Setting SharePoint Workspace user verification policy
Applies to: SharePoint Workspace 2010, Groove Server 2010
Topic Last Modified: 2010-02-11
This article describes how to set a policy that prevents domain members from successful SharePoint Workspace logon unless their Windows operating system logon credentials were issued by specific Active Directory forests. Because specified forests can be those that you manage, this policy helps ensure that accounts and related workspace data function only with operating system logons that comply with password quality requirements managed by your organization.
These procedures require that Groove Server 2010 Manager is installed as described in Deployment for Groove Server 2010.
In this article:
You can set a security policy in Groove Server Manager that specifies how SharePoint Workspace handles domain member communication with unknown contacts.
For guidance about how to manage domain member interaction with unknown SharePoint Workspace contacts, see Managing user interaction with unknown identities.To set SharePoint Workspace user verification policy
Log on to the Groove Server Manager administrative Web site, expand Policies, and then click Default or another policy template.
Click the Security Policies tab, and under User Verification Policy, select a user verification policy, using the following table for guidance, and then click Save Changes in the toolbar.
Do not warn or restrict members when communicating with any contacts.
Specifies that SharePoint Workspace will not display warnings prior to communication with unverified identities.
Warn member before communicating with contacts that have been neither administrator-certified nor manually verified by the member.
Specifies that SharePoint Workspace will display a Verify Identity pop-up window, prompting users to verify an unknown identity before they try to communicate with that identity.
Only allow members to communicate with administrator-certified contacts.
Specifies that SharePoint Workspace will allow communications among administrator-certified identities only. Administrator-certified identities include fellow domain members and members of any cross-certified domains.
For information about cross-certifying a domain, see Cross-certifying Groove Server Manager domains.
After SharePoint Workspace clients receive this policy from Groove Server Manager, they will handle contacts in domain member workspaces as required by the policy. This policy applies to domain members who are subject to this policy template. For information about assigning policy templates to domain members, see Deploying policies to SharePoint Workspace users.

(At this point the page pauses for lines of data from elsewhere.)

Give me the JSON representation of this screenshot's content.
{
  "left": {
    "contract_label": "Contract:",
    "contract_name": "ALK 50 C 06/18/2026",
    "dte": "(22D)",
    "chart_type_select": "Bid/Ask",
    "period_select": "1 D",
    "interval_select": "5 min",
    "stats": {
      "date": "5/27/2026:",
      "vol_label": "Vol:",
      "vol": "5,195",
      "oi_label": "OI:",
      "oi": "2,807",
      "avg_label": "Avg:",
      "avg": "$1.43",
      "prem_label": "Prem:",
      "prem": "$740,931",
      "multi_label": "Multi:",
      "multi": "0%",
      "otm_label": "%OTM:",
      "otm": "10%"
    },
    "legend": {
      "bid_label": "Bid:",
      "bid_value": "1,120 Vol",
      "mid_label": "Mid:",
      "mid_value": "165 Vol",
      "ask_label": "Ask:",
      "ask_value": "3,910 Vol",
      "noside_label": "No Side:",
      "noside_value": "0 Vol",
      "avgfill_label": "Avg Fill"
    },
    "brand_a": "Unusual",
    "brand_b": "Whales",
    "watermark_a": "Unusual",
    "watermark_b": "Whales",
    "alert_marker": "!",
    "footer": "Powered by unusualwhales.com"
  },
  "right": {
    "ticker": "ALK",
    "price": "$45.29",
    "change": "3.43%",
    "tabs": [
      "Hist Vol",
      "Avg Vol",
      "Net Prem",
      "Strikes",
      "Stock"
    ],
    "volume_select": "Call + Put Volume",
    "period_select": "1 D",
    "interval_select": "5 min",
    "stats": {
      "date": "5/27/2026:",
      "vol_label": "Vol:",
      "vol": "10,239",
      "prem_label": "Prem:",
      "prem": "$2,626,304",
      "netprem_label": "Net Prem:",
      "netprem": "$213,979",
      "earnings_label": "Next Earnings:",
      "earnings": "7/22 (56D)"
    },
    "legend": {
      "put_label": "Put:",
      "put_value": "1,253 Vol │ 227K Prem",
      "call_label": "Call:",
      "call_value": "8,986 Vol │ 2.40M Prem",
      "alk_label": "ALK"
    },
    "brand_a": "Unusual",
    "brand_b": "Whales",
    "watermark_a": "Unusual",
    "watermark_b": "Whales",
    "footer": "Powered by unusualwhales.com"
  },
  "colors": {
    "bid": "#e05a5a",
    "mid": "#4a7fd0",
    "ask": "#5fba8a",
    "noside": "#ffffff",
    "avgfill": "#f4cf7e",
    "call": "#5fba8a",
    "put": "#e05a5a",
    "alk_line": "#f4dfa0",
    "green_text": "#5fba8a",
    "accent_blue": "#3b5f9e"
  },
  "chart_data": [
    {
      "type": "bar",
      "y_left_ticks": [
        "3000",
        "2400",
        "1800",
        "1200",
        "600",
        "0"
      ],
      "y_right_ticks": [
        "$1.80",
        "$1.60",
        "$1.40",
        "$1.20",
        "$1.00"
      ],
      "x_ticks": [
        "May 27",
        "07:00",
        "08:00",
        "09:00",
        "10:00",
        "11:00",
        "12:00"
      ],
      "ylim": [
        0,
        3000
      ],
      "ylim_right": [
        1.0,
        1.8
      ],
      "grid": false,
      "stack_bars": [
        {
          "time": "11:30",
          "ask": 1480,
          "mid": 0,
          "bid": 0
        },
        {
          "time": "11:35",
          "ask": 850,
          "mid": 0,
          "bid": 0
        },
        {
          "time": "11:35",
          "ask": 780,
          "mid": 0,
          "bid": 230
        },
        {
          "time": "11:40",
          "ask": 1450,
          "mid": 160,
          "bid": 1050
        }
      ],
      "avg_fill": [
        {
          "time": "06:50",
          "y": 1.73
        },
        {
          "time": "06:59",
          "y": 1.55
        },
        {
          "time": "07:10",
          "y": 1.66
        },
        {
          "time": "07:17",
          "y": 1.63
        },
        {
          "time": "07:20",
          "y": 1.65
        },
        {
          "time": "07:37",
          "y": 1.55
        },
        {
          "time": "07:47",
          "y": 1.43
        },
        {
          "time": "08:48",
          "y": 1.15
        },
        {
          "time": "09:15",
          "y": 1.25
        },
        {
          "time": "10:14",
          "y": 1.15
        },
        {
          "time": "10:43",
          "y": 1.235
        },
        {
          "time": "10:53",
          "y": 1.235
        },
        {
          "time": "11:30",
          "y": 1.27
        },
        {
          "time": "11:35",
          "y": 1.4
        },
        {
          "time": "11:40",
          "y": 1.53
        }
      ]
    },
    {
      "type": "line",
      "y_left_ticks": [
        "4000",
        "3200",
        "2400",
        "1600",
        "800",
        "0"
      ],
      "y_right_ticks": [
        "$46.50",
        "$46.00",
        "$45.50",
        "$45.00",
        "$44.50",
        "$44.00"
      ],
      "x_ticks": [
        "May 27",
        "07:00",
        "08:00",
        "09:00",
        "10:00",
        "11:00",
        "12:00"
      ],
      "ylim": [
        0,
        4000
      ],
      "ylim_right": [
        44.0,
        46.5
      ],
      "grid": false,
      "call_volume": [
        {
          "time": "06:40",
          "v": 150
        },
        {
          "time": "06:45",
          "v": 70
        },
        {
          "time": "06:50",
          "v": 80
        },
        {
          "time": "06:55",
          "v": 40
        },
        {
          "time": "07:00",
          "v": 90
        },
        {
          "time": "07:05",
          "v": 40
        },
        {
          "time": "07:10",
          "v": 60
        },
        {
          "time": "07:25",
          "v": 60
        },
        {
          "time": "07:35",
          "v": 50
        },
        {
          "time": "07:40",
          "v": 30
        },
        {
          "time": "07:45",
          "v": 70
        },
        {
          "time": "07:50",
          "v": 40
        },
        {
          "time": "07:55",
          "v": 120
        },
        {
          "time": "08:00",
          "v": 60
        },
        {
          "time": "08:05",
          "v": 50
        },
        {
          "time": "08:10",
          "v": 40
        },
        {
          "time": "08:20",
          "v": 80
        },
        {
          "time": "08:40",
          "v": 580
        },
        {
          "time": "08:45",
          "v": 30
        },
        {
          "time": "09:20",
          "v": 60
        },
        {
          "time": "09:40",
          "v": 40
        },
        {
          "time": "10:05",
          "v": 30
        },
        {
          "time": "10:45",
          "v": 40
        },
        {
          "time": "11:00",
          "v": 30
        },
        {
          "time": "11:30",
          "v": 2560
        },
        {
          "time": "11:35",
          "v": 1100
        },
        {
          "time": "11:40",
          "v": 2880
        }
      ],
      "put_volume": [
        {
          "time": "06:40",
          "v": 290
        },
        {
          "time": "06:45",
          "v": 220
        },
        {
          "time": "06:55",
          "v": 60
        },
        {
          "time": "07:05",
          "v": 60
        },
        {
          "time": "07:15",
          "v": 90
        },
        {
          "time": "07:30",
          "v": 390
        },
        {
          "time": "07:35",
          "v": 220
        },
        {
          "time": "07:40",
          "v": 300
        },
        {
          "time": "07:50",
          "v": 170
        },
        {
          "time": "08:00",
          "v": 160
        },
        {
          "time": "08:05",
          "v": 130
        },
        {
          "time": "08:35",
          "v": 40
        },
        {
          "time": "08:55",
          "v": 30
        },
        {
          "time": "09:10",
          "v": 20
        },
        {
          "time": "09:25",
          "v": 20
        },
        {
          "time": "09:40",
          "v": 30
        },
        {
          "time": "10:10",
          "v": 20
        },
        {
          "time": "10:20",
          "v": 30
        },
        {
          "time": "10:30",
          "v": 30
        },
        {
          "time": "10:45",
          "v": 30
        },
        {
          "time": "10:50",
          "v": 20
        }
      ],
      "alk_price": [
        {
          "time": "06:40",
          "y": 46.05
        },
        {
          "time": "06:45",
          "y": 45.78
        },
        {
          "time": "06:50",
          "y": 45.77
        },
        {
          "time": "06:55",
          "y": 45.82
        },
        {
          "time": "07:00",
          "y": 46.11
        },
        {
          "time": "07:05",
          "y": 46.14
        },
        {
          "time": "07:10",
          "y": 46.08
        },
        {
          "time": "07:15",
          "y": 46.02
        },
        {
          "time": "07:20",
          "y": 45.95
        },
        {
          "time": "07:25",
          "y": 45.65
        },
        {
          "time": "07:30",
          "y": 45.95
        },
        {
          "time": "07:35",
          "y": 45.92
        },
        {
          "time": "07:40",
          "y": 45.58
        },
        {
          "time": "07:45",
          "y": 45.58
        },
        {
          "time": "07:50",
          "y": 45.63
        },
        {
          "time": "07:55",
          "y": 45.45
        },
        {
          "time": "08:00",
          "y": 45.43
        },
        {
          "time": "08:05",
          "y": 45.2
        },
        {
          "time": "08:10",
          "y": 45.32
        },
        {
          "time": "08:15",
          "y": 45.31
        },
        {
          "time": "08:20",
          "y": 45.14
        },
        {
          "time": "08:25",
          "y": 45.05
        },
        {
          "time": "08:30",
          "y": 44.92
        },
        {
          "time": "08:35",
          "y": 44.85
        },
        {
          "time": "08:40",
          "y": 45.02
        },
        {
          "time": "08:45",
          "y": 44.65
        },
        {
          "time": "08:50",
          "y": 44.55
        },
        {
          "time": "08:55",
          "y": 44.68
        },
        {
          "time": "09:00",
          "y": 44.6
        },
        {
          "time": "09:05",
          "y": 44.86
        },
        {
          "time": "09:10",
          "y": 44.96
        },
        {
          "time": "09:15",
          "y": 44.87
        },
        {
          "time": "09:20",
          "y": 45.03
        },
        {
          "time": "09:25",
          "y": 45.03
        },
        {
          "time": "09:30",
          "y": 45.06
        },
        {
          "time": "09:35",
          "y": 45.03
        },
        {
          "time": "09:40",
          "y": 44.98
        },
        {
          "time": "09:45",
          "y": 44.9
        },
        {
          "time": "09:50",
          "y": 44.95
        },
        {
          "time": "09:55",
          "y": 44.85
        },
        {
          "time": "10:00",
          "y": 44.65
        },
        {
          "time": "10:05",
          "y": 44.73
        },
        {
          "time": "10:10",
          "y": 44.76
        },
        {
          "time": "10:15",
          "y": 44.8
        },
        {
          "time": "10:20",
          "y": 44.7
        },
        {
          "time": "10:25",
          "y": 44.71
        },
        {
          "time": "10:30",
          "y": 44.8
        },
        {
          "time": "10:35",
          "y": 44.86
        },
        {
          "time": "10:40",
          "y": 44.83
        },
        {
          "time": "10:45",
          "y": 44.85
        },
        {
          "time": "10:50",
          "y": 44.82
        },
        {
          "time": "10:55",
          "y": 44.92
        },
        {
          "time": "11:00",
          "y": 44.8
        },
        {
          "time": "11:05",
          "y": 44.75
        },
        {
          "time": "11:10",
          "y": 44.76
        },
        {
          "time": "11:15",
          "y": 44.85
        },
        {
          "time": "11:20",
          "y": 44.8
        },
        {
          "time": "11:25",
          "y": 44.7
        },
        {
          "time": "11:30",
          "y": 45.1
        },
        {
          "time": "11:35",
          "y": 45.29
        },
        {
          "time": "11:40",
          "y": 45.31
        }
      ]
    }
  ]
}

SharePoint Workspace contact lists can include workspace identities that are unknown to a domain member. Groove Server Manager provides a policy to help minimize security risks from domain member interaction with unknown workspace contacts. The policy lets you define how SharePoint Workspace warns of or prevents communication with identities that have not been verified by the domain member or certified by a domain administrator. The default setting for this policy is to allow domain members to communicate with any contacts. Tightening this policy helps create a more secure environment for collaboration in your organization. The Manager user verification policy overrides related settings on the SharePoint Workspace client.
For this discussion, an unknown identity is a SharePoint Workspace identity that has not been personally verified or administrator-certified. You can set a policy that requires SharePoint Workspace to intercept member attempts to communicate with unknown identities as follows:
Display a warning to domain members when they attempt to communicate with an unknown identity. The warning encourages members to verify the identity personally, and then to mark the identity as verified (usually distinguished in SharePoint Workspace by color). Members can verify other identities using any of the following methods:
Authenticating the user identity by confirming the identity’s digital fingerprint.
Checking the identity’s membership in familiar workspaces.
Contacting the user by telephone or otherwise verifying the identity outside of SharePoint Workspace.
Allow domain members to communicate only with administrator-certified contacts - those who are certified members of their domain or of a cross-certified domain.
The warning or prevention policy goes into effect when a domain member tries one of the actions listed in the following table:
|User Action||Identity Security Policy Effect|
Sending an instant message or workspace (.grv) invitation (including light chat and MS Instant Messages), or replying to or forwarding an instant message.
Policy enacted when domain members attempt to send a Groove workspace message or invitation to recipients who are unverified or uncertified.
Confirming workspace invitations.
Policy enacted when domain members acceptance of a Groove workspace invitation sent from a contact whose identity is unverified and uncertified.
Opening a workspace.
Appears to domain members when they attempt to open a workspace that contains Groove workspace contacts whose identities are unverified and uncertified.
Creating a workspace.
Appears to domain members when they are about to send a SharePoint Workspace invitation (.grv file) to contacts whose identities are unverified and uncertified.
Fetching a workspace
Appears to domain members when they attempt to fetch a workspace from SharePoint Workspace contacts whose identities are unverified and uncertified.